Летом 2009 года мне удалось связаться с русскими инженерами, работавшими в сфере обслуживания наземных газотурбинных двигателей (в России и в Америке), устанавливаемых на газопроводах. Эти машины используют в качестве топлива тот самый газ, который они перекачивают, и, конечно, им не нужна реактивная тяга выбрасываемых газов, поэтому она сведена к минимуму. Но в принципе конструкция их повторяет все основные элементы авиационных моторов. Один инженер рассказал мне про свой опыт работы на теплоэлектростанции завода “Красный треугольник” в Ленинграде, включавшей газотурбинные установки. Конструкторы никак не могли понять, почему в морозные утра машины часто начинало трясти и они в конце концов останавливались. Проблема исчезла только после того, как воздух на входе в компрессор стали подогревать специальным устройством. Другой инженер столкнулся с тем же явлением, работая на газотурбинной установке в Новгороде. “На входном патрубке компрессора, — пишет он, — были вырезаны специальные застекленные окна в районе конструктивных ребер жесткости перед входным направляющим аппаратом. Обледенение наступало примерно в 4–5 утра в диапазоне температур наружного воздуха плюс-минус 2 градуса Цельсия. Лед нарастал буквально на глазах”. Установку приходилось отключать”.

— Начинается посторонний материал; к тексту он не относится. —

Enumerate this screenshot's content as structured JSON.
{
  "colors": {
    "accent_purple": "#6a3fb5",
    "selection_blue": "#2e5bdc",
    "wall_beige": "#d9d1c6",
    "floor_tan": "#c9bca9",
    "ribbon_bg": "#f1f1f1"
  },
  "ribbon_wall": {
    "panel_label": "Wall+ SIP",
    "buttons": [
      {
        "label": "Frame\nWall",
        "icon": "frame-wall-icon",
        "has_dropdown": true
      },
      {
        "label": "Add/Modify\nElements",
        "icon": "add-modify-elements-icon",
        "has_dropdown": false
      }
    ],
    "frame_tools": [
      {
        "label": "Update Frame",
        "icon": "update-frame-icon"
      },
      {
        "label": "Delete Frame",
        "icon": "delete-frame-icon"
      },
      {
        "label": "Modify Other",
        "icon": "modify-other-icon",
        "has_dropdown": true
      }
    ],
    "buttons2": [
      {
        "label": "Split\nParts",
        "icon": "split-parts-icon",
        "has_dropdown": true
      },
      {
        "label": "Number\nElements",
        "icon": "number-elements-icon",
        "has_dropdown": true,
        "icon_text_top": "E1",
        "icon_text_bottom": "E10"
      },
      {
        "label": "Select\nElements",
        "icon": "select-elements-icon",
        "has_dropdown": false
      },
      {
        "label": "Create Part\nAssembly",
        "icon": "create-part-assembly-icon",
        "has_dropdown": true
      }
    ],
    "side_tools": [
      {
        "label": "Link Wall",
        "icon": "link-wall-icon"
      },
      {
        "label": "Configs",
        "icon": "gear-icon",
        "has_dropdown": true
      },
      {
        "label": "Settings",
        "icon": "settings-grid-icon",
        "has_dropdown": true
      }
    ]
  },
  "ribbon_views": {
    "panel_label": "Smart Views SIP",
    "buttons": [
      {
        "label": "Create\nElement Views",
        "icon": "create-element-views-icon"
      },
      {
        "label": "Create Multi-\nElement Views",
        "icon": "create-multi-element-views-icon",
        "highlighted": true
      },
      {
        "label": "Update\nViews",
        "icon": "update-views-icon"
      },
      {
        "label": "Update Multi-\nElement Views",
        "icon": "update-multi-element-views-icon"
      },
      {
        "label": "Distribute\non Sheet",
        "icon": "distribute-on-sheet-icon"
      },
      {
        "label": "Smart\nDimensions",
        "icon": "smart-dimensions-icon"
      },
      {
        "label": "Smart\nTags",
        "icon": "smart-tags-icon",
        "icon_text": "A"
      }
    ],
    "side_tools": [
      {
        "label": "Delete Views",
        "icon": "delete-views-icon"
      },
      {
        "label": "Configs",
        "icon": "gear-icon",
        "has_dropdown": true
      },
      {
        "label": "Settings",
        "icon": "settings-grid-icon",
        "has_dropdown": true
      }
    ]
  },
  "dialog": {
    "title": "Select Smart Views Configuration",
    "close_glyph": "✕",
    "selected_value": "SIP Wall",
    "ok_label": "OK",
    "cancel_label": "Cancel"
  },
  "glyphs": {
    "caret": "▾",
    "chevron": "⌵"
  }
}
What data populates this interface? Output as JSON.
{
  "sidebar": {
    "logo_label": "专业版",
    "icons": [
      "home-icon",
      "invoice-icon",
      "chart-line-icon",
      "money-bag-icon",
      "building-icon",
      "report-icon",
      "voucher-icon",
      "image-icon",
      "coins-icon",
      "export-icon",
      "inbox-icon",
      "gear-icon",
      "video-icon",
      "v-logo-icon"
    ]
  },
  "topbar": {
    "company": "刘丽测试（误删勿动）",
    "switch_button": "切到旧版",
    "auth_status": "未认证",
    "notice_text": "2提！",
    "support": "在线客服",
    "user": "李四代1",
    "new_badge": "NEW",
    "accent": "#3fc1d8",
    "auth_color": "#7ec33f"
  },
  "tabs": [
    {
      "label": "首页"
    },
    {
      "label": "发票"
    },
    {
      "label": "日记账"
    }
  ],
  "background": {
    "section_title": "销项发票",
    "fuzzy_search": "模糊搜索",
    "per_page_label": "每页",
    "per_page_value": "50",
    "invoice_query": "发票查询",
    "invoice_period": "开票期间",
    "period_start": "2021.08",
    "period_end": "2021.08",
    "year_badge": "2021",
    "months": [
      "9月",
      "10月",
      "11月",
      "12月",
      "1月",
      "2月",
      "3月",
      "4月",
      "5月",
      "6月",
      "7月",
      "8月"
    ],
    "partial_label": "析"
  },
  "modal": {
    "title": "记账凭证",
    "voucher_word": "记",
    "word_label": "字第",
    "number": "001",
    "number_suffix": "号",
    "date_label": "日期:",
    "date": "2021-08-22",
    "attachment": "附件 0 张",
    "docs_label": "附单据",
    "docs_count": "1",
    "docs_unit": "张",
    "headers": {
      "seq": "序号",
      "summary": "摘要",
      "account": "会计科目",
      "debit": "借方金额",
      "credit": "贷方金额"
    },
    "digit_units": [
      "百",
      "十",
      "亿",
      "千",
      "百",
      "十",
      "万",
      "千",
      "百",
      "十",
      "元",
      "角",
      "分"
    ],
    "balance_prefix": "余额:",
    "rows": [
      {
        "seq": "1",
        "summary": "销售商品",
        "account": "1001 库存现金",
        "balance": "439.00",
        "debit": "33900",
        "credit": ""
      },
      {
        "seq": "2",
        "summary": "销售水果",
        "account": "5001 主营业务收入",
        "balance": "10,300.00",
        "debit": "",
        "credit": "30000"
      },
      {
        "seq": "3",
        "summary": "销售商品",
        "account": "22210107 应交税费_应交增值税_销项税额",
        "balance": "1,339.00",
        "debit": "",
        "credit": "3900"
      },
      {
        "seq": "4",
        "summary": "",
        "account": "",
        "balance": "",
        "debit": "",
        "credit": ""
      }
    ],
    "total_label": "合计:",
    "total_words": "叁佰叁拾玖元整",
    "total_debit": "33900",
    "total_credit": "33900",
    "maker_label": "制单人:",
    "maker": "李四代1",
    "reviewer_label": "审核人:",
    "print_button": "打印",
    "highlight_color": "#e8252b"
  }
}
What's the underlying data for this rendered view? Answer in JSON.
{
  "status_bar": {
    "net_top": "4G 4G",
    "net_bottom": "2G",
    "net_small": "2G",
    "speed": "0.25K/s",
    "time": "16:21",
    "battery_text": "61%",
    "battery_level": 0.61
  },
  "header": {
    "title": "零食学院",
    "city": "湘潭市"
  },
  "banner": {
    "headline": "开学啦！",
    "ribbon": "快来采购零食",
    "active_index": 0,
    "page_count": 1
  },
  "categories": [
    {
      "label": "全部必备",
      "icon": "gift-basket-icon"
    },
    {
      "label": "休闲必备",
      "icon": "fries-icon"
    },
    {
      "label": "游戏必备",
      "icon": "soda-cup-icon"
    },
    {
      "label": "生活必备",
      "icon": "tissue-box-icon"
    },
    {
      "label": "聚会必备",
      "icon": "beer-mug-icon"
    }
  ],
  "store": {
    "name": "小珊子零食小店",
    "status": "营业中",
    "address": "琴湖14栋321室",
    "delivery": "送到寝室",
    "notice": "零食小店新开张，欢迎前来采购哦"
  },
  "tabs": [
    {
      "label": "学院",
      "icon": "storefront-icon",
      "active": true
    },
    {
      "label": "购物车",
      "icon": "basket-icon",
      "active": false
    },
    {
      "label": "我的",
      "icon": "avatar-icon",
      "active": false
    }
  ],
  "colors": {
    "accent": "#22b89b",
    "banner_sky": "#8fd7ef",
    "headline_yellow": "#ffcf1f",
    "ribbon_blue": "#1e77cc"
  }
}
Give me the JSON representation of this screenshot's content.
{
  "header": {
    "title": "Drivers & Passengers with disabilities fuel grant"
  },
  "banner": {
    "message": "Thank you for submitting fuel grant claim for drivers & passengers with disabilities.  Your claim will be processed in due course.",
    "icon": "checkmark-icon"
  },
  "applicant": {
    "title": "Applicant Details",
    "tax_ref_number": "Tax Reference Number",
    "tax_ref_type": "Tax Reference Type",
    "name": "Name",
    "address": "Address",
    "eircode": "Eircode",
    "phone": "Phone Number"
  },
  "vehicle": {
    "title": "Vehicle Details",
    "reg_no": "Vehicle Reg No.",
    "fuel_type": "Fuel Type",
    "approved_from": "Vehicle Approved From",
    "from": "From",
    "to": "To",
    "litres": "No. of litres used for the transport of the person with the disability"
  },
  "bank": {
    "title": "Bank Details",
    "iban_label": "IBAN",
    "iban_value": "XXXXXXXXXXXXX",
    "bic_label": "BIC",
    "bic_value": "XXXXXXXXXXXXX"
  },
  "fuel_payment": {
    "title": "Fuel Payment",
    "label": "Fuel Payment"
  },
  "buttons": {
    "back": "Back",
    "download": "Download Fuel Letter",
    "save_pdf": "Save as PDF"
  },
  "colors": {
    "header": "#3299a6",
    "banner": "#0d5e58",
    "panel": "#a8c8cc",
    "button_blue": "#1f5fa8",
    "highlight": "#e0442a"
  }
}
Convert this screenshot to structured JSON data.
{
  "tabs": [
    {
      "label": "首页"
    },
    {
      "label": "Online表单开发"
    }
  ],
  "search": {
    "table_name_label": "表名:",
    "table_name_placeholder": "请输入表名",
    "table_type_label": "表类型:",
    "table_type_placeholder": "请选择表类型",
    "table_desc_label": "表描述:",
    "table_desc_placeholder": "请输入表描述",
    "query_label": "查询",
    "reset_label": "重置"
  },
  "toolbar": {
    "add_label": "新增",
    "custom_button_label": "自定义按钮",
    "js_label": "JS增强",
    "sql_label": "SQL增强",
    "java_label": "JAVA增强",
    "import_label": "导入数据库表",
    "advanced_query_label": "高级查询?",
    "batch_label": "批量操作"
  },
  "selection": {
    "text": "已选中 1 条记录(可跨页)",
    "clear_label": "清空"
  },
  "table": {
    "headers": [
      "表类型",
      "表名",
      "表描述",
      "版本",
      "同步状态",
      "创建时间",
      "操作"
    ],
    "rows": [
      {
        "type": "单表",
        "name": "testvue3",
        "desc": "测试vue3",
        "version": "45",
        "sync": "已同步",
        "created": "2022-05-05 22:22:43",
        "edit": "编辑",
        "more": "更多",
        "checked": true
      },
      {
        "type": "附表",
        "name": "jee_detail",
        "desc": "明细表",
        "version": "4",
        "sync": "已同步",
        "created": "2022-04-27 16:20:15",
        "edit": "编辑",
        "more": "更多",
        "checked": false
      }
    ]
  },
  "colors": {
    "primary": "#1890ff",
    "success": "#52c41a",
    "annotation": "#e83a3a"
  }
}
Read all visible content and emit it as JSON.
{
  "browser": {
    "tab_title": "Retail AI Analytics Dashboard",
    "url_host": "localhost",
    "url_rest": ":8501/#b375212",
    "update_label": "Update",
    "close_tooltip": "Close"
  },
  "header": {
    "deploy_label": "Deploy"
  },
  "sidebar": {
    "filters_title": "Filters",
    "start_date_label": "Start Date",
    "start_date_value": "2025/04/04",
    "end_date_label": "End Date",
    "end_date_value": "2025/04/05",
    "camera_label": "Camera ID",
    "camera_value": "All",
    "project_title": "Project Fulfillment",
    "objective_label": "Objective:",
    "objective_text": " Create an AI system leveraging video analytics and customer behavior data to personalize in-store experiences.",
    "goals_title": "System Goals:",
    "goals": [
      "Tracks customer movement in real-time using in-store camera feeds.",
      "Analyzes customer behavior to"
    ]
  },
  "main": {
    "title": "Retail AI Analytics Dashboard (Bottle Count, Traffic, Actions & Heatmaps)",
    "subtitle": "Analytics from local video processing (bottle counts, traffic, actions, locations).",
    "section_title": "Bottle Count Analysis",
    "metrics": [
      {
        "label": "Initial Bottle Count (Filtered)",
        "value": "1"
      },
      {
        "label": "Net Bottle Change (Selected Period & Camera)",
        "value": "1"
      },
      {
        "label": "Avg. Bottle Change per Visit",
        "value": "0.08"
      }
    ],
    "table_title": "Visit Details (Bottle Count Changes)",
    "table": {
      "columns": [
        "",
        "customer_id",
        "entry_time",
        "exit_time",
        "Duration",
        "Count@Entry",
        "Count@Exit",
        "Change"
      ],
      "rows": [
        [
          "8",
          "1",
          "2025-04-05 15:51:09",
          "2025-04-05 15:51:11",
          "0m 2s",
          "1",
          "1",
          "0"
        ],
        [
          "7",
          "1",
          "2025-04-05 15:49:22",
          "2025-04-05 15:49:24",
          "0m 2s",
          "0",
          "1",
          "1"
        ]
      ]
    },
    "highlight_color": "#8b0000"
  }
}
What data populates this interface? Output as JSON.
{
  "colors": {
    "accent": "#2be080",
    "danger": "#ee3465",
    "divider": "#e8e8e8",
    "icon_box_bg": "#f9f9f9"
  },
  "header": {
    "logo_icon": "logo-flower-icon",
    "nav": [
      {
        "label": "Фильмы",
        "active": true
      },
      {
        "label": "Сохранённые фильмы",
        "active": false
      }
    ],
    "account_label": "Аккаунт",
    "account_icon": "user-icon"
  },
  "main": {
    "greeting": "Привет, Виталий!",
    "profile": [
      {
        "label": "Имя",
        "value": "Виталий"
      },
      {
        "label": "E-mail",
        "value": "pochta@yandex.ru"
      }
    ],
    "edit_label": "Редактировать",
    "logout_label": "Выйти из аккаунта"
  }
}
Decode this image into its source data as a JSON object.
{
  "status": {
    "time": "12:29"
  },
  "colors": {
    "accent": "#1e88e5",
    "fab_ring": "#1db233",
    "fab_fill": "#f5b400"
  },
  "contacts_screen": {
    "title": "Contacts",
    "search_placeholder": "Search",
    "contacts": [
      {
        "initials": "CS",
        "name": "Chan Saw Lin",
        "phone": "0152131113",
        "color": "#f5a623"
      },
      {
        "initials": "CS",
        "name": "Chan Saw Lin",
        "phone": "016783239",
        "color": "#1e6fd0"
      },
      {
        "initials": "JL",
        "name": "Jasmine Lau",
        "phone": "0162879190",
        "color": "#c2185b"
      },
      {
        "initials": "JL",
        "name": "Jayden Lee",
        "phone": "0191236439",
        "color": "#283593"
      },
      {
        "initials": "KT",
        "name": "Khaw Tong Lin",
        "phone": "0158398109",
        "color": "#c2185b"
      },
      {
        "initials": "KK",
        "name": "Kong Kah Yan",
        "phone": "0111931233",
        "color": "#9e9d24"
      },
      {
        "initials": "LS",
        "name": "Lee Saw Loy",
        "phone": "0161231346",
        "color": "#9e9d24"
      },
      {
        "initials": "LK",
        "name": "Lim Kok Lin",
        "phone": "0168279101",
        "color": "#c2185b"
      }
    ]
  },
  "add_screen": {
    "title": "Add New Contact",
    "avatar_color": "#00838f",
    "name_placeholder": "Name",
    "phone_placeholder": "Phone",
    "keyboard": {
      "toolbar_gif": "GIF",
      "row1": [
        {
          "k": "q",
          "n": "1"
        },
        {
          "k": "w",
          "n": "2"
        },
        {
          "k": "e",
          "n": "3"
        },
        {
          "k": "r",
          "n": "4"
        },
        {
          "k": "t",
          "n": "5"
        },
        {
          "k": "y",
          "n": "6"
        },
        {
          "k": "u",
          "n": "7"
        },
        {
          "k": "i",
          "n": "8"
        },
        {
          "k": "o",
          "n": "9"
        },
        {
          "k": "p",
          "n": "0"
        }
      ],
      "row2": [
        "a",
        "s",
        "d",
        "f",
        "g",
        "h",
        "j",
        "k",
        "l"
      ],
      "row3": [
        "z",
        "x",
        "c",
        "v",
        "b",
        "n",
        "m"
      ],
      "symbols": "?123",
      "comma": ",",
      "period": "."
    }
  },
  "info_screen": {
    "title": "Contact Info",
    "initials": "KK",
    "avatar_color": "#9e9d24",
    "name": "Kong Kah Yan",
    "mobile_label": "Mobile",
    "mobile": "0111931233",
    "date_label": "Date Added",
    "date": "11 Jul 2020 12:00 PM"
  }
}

Один американский друг, которому я рассказал о своих письмах в американские и международные организации, занимающиеся безопасностью полетов, высказал важное соображение: “Если твоя гипотеза подтвердится, представляешь, какие миллиардные убытки понесет весь бизнес авиационных перевозок? Поэтому ты должен быть готов к тому, что гипотеза, которую наверняка выдвигали и отдельные американские инженеры, будет встречать мощнейшее противодействие самых разных сил”.

И действительно: попробуем представить себе, что произойдет, если завтра Федеральное управление авиацией объявит внутреннее обледенение компрессора главной причиной десятков таинственных аварий, случающихся каждый год.

Первым делом придется запретить все взлеты и посадки в условиях, чреватых образованием льда на крыльях и корпусе самолета, а это приведет к отмене сотен рейсов и полному хаосу в расписаниях многих аэропортов.

Во-вторых, необходимо будет выработать новые стандарты на допустимое расстояние между концами лопаток компрессора и корпусом, а увеличение этого расстояния приведет к снижению эффективности двигателя и к возрастанию расходов на топливо.

Существующие моторы придется возвращать на заводы для уменьшения высоты лопаток и для вмонтирования специальных датчиков, которые будут оповещать пилотов о начавшемся образовании льда внутри компрессора.

В конструкциях новых моторов необходимо будет предусмотреть какую-то систему обогрева входной части мотора (электричеством или горячими газами, взятыми из выхлопной части).

Если виноваты гуси, их в суд не потащишь; но судебные иски, вчинямые авиакомпаниям родственниками погибших, могут обернуться настоящим золотым дождем для американских адвокатов.

Миллиарды и миллиарды новых трат в условиях сурового мирового финансового кризиса — легко ли пойти на это?

В России, где зима длится дольше и температуры воздуха ниже, чем в Америке, проблема обледенения самолетов стоит еще острее. Я вправе надеяться на то, что российские пилоты и администраторы скорее заинтересуются моей теорией, чем американские. Но все же, дорогой читатель, нам не приходится ждать скорого повышения безопасности полетов. Все, что мы — пассажиры и пилоты — можем пока сделать: внимательно следить зимой за погодными условиями в месте взлета и посадки нашего рейса и — если уж очень дорожим жизнью — отказываться от полета, когда эти условия приводят к внешнему обледенению самолета.